Jelle Druyts .NET Consultant
Just another ignorant weirdo from Antwerp, Belgium trying to make sense out of it all
Yahoo! Mail has just upgraded its free email service so you can store up to 100MB in stead of the meager 6MB it was before. Furthermore, it also has an advanced search feature that lets you search messages in your mail folders by certain criteria.
So, that's a very obvious move toward Google's upcoming GMail service, which allows storage up to 1GB and also has this type of full-text searching. (Or so I'm told by the hype machine anyway, because it's in beta and on an invite-only basis for now.) So who said competition wasn't doing any good for customers?
So that's two search engines coupled with email services making a move.

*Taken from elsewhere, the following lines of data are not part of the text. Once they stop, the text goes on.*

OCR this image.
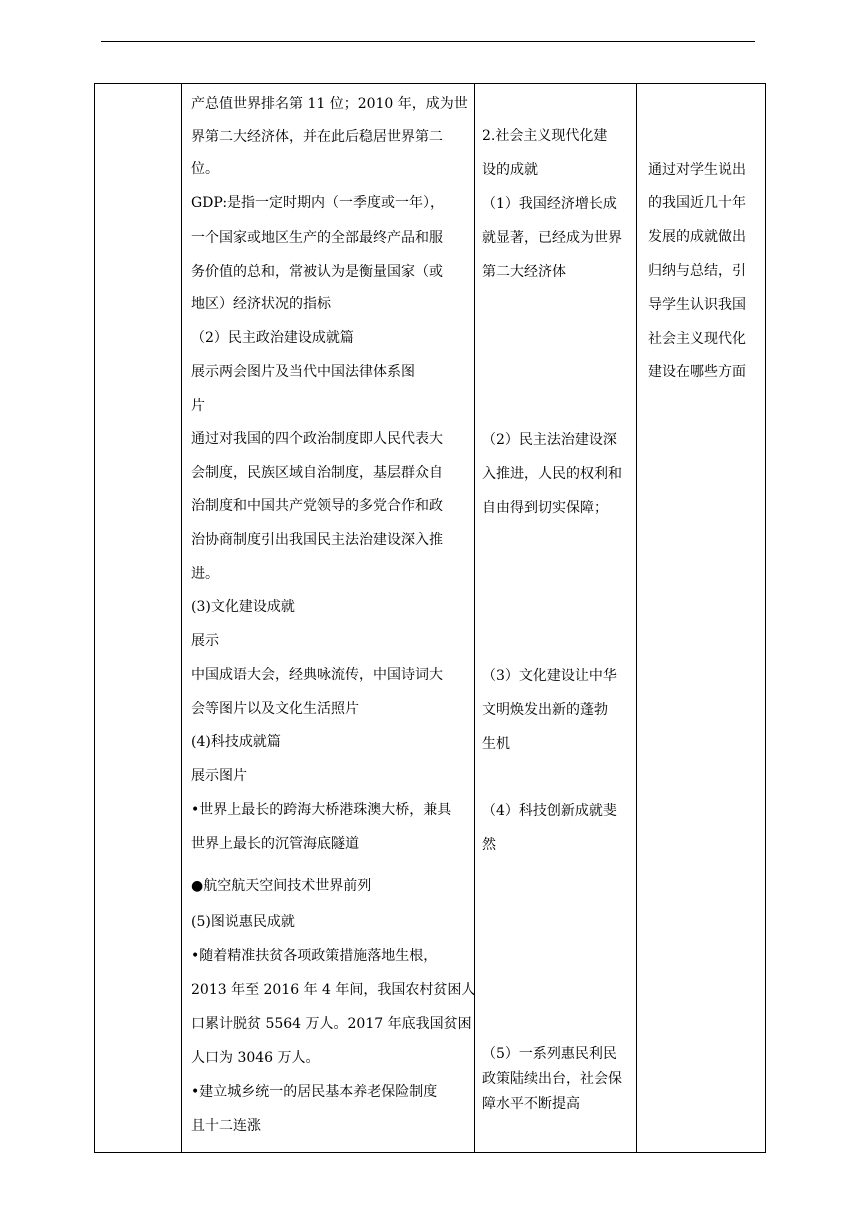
产总值世界排名第 11 位；2010 年，成为世
界第二大经济体，并在此后稳居世界第二
位。
GDP:是指一定时期内（一季度或一年），
一个国家或地区生产的全部最终产品和服
务价值的总和，常被认为是衡量国家（或
地区）经济状况的指标
（2）民主政治建设成就篇
展示两会图片及当代中国法律体系图
片
通过对我国的四个政治制度即人民代表大
会制度，民族区域自治制度，基层群众自
治制度和中国共产党领导的多党合作和政
治协商制度引出我国民主法治建设深入推
进。
(3)文化建设成就
展示
中国成语大会，经典咏流传，中国诗词大
会等图片以及文化生活照片
(4)科技成就篇
展示图片
•世界上最长的跨海大桥港珠澳大桥，兼具
世界上最长的沉管海底隧道
●航空航天空间技术世界前列
(5)图说惠民成就
•随着精准扶贫各项政策措施落地生根，
2013 年至 2016 年 4 年间，我国农村贫困人
口累计脱贫 5564 万人。2017 年底我国贫困
人口为 3046 万人。
•建立城乡统一的居民基本养老保险制度
且十二连涨
2.社会主义现代化建
设的成就
（1）我国经济增长成
就显著，已经成为世界
第二大经济体
（2）民主法治建设深
入推进，人民的权利和
自由得到切实保障；
（3）文化建设让中华
文明焕发出新的蓬勃
生机
（4）科技创新成就斐
然
（5）一系列惠民利民
政策陆续出台，社会保
障水平不断提高
通过对学生说出
的我国近几十年
发展的成就做出
归纳与总结，引
导学生认识我国
社会主义现代化
建设在哪些方面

I'm predicting MSN Search and Hotmail will soon follow. And if they want to keep an edge, they'll have to surpass it somehow.
I have an idea how they might achieve that: why does everybody want POP or IMAP access to mailboxes? (It's still in beta but there's already a POP proxy for GMail [via Scoble's Linkblog]...) Because the browser experience just isn't good enough for demanding email users. (And for long-term archival, but that's something these new large email storage spaces are supposed to handle.)
So how about a smart client for Hotmail? Think about it, access your email everywhere in a rich GUI without having to explicitly install anything. It's a perfect sell for the smart client, .NET, Hotmail, MSN - Microsoft tout court. Should be easy, right?